1.8: A Simple Nonlinear Oscillator

To illustrate some of the differences between linear and nonlinear oscillators, we will give one very simple example of a nonlinear oscillator. Consider the following nonlinear equation of motion:

\[m \frac{d^{2}}{d t^{2}} x=\left\{\begin{array}{l}-F_{0} \text { for } x>0 \\ F_{0} \text { for } x<0 \\ 0 \text { for } x=0\end{array}\right.\]

This describes a particle with mass, \(m\), that is subject to a force to the left, \(−F_0\), when the particle is to the right of the origin (\(x(t) > 0\)), a force to the right, \(F_0\), when the particle is to the left of the origin (\(x(t) < 0\)), and no force when the particle is sitting right on the origin. The potential energy for this system grows linearly on both sides of x = 0. It cannot be differentiated at \(x = 0\), because the derivative is not continuous there. Thus, we cannot expand the potential energy (or the force) in a Taylor series around the point \(x = 0\), and the arguments of (1.21)-(1.24) do not apply. It is easy to find a solution of (1.120). Suppose that at time, \(t = 0\), the particle is at the origin but moving with positive velocity, \(v\). The particle immediately moves to the right of the origin and decelerates with constant acceleration, \(\frac{−F_0}{m}\), so that

\[x(t) = vt - \frac{F_o}{2m}t^2\]

for \(t ≤ τ\).

where

\[τ=\frac{2mv}{F_o}\]

is the time required for the particle to turn around and get back to the origin. At time, \(t = τ\), the particle moves to the left of the origin. At this point it is moving with velocity, \(−v\), the process is repeated for negative \(x\) and positive acceleration \(\frac{F_0}{m}\) Then the solution continues in the form

\[x(t) = −v(t − τ ) + \frac{F_o}{2m}(t − τ )^2 for τ ≤ t ≤ 2τ\]

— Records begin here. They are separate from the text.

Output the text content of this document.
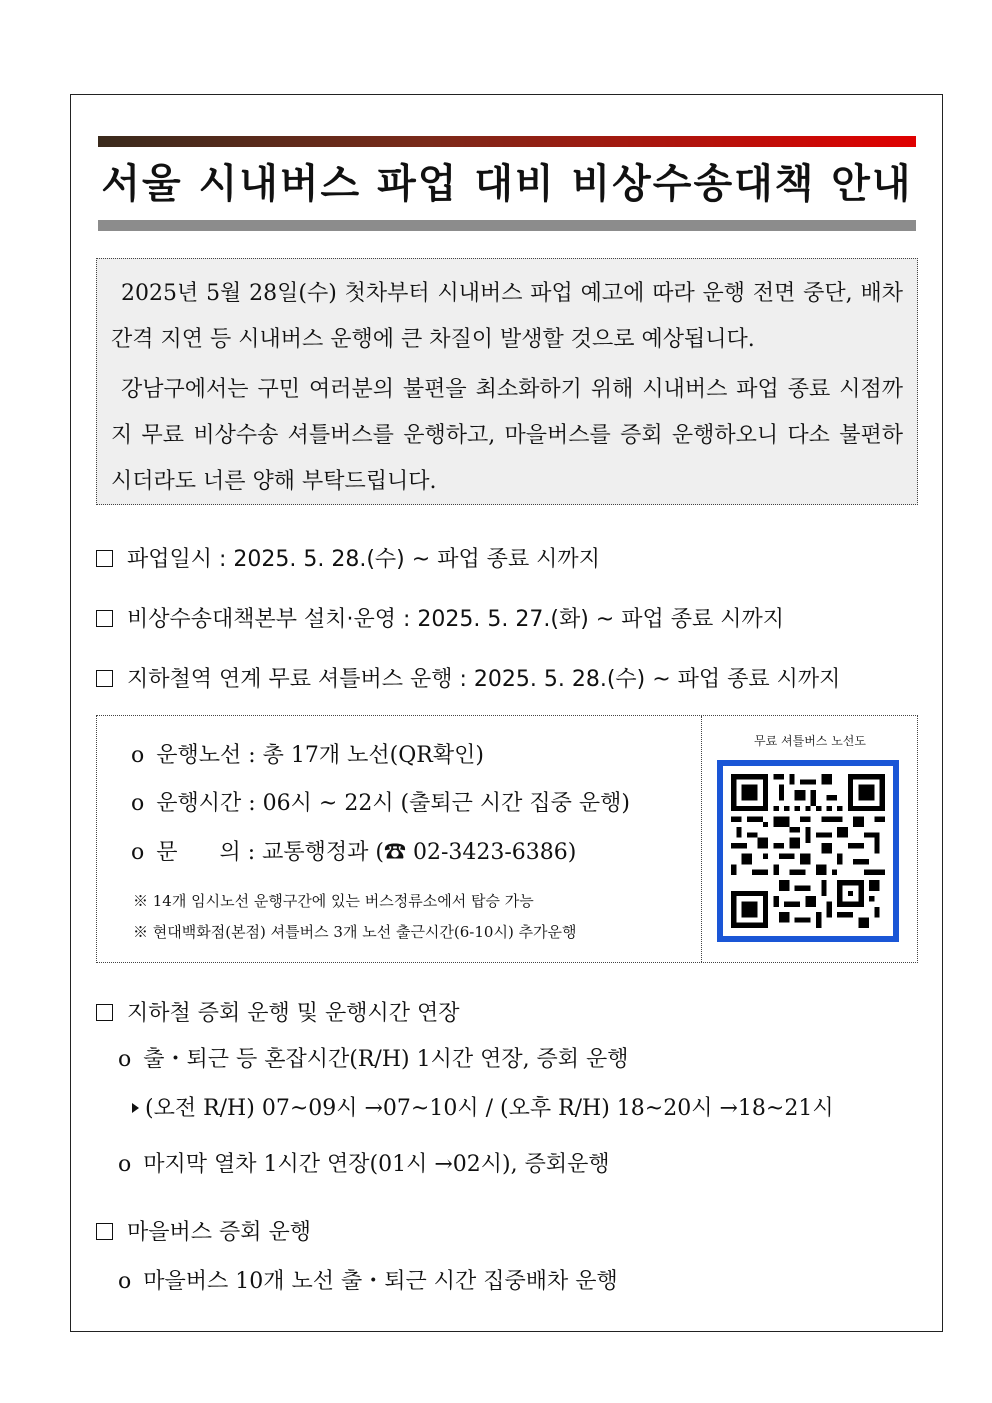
서울 시내버스 파업 대비 비상수송대책 안내

2025년 5월 28일(수) 첫차부터 시내버스 파업 예고에 따라 운행 전면 중단, 배차간격 지연 등 시내버스 운행에 큰 차질이 발생할 것으로 예상됩니다.

강남구에서는 구민 여러분의 불편을 최소화하기 위해 시내버스 파업 종료 시점까지 무료 비상수송 셔틀버스를 운행하고, 마을버스를 증회 운행하오니 다소 불편하시더라도 너른 양해 부탁드립니다.

파업일시 : 2025. 5. 28.(수) ~ 파업 종료 시까지
비상수송대책본부 설치·운영 : 2025. 5. 27.(화) ~ 파업 종료 시까지
지하철역 연계 무료 셔틀버스 운행 : 2025. 5. 28.(수) ~ 파업 종료 시까지
o 운행노선 : 총 17개 노선(QR확인)
o 운행시간 : 06시 ~ 22시 (출퇴근 시간 집중 운행)
o 문      의 : 교통행정과 (☎ 02-3423-6386)
※ 14개 임시노선 운행구간에 있는 버스정류소에서 탑승 가능
※ 현대백화점(본점) 셔틀버스 3개 노선 출근시간(6-10시) 추가운행
무료 셔틀버스 노선도
지하철 증회 운행 및 운행시간 연장
o 출・퇴근 등 혼잡시간(R/H) 1시간 연장, 증회 운행
(오전 R/H) 07~09시 →07~10시 / (오후 R/H) 18~20시 →18~21시
o 마지막 열차 1시간 연장(01시 →02시), 증회운행
마을버스 증회 운행
o 마을버스 10개 노선 출・퇴근 시간 집중배차 운행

Then the whole process repeats. The motion of the particle, shown in figure 1.15, looks superficially like harmonic oscillation, but the curve is a sequence of parabolas pasted together, instead of a sine wave. The equation of motion, (1.120), is time translation invariant. Clearly, we can start the particle at the origin with velocity, v, at any time, t0. The solution then looks like that shown in figure 1.15 but translated in time by \(t_0\). The solution has the form

\[x_{t0}(t) = x(t-t_o)\]

where \(x(t)\) is the function described by (1.121), (1.123), etc. This shown in figure 1.16 for \(t = t_0 = \frac{3τ}{4}\). The dotted curve corresponds to \(t_0 = 0\)

Like the harmonic oscillator, this system oscillates regularly and indefinitely. However, in this case, the period of the oscillation, the time it takes to repeat, 2τ , depends on the amplitude of the oscillation, or equivalently, on the initial velocity, v. The period is proportional to v, from (1.122). The motion of the particle started from the origin at \(t = t_0\), for an initial velocity v/2 is shown in figure 1.17. The dotted curve corresponds to an initial velocity, v. While the nonlinear equation of motion, (1.120), is time translation invariant, the symmetry is much less useful because the system lacks linearity. From our point of view, the important thing about linearity (apart from the fact that it is a good approximation in so many important physical systems), is that it allows us to choose a convenient basis for the solutions to the equation of motion. We choose them to behave simply under time translations.

Then, because of linearity, we can build up any solution as a linear combination of the basis solutions. In a situation like (1.120), we do not have this option.